22:56 Jason asks: where can you make biggest impact? Matt: helping companies tell stories. Chris wholeheartedly agrees and launches into history of web 1.0 when slick storytellers ruled but were replaced in 2.0 with the coders. Progress, but storytelling got lost.
27:55 Spirited debate of how hard Snapchat is — and why it’s harder for Chris and Jason but not for Matt, who is a native swiper. Generational divide.
30:18 Twitter. Chris deconstructs exactly what is wrong with Twitter, why they have such a growth problem. The product is too hard to use.
36:15 Partner break – thank you, Dollar Shave Club.
38:50 Discussion on Jack, Adam, Evan; roles and frustrations around Twitter senior leadership.
43:22 Who is the natural buyer of Twitter? Chris lists them one by one. (Google? Facebook? Microsoft?)
47:45 Evan Williams as the philosopher king of the internet. Chris calls him long-form.
50:55 In contrast Trump is a good tweeter but has no substance. The public confuses money with wisdom. But Trump is not the businessman he claims.
52:36 Jason asks Chris, would you rather have: Google or Facebook buy Twitter at double the current price OR they buy Medium, and Evan comes into Twitter and grows it from here?
56:51 Thank you, IBM Smartcamp

10 thoughts on “E676: Chris Sacca Matt Mazzeo PT1: Building co’s, investing rules, Twitter spills, solutions, buyers

  1. Okay, so Trump potentially "lying" about how much money he makes (Marketers often exaggerate) is worse to you than Hillary "lying" about putting the nations security at risk for her convenience, lying about covering it up, then lying about lying. Nice argument Sacca.

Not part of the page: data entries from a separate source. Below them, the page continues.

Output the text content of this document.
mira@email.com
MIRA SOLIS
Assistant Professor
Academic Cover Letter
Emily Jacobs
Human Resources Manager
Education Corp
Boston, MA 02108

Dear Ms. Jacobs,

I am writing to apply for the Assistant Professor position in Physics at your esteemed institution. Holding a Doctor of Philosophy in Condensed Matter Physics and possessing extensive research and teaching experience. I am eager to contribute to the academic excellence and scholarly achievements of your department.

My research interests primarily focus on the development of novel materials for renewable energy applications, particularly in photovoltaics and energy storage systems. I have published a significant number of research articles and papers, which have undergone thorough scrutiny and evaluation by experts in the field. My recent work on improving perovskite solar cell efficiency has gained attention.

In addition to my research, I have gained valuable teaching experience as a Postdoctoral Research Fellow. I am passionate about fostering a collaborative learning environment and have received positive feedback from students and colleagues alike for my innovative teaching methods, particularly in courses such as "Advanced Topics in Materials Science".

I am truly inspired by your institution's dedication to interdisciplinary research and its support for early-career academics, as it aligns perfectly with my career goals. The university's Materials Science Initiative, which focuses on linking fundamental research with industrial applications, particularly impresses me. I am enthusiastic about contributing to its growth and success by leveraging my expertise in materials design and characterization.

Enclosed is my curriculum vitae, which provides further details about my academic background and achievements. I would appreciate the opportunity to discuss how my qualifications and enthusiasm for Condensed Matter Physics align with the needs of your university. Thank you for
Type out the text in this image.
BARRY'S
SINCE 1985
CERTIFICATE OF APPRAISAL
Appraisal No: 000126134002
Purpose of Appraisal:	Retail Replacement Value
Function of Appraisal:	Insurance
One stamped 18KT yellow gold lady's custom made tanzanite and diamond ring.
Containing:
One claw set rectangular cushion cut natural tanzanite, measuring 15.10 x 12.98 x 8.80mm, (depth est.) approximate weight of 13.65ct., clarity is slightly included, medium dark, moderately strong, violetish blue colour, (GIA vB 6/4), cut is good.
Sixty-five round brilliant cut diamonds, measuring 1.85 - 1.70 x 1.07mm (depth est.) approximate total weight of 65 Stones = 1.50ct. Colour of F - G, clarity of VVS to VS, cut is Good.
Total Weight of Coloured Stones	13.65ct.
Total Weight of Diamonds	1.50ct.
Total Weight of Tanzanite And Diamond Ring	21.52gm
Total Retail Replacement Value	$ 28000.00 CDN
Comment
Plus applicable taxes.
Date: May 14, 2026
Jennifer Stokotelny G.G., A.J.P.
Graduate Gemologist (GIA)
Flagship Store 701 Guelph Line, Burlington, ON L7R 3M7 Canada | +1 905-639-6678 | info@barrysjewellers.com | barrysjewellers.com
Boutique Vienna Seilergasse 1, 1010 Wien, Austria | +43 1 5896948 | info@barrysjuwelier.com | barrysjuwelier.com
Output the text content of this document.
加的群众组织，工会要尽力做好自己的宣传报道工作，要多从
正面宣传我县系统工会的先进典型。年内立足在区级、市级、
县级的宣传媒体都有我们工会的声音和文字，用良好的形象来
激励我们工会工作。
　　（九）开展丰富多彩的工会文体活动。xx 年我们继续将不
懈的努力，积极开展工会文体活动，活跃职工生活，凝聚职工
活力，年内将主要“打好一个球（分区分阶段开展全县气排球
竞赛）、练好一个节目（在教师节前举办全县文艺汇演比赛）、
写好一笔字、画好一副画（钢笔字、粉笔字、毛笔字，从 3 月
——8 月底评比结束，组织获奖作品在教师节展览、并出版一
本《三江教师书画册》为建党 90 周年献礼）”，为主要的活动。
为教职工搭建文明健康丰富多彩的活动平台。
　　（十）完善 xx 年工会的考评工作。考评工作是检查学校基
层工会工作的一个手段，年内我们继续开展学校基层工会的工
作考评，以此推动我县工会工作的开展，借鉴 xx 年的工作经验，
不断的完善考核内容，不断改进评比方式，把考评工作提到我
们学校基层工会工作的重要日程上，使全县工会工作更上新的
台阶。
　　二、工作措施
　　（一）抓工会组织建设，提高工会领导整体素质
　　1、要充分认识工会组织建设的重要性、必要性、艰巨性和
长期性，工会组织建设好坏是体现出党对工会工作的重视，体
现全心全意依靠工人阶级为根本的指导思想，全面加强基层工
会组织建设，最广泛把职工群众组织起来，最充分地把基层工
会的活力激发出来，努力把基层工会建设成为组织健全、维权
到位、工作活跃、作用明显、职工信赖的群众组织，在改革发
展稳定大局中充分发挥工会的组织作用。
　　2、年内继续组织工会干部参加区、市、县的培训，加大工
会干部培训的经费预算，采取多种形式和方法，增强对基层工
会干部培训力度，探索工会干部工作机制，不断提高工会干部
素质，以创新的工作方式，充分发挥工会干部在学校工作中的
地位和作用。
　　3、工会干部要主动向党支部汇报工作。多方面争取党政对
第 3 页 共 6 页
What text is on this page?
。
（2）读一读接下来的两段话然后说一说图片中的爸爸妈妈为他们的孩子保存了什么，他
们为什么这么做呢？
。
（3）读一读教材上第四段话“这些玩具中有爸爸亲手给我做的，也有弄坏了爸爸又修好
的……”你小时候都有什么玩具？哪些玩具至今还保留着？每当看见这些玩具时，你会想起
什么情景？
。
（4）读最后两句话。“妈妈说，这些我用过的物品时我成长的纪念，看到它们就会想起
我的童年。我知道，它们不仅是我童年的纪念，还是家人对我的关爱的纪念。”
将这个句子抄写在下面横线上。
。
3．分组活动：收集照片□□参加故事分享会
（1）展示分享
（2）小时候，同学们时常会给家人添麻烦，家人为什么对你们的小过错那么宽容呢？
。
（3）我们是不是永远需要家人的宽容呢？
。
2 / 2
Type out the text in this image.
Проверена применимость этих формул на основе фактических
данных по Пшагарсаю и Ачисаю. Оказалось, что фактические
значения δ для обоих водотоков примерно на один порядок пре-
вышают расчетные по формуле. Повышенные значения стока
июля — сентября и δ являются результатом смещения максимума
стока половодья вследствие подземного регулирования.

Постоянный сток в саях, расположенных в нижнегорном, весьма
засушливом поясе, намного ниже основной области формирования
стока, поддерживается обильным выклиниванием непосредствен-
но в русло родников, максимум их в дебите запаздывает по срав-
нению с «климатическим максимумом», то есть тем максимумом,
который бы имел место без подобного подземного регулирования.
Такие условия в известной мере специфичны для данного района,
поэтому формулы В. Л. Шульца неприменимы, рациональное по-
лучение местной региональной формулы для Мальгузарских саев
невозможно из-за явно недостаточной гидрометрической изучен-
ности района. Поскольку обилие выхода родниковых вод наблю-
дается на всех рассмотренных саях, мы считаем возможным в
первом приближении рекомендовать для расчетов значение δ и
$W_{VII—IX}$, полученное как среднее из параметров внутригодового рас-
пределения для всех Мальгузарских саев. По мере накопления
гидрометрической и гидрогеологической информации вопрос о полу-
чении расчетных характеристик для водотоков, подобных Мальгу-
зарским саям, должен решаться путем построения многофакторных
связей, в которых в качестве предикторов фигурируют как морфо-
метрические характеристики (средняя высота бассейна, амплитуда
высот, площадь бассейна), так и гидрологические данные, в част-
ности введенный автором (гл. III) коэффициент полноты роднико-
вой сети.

  2. Sacca should focus on his investments, picking the right leader for America is not his strength, clearly. Its perplexing how he can pretend to be for the common man, when the clear conflict of interest: The FED is holding interest rates so low it benefits the VC industry immensely and screws the common man. What a pretense, he and Hillary should be pictured on the US -1 dollar bill!

  3. Every app should start with a quick 45 second video, Telling each user how this App will improve your life, based on the age of the user.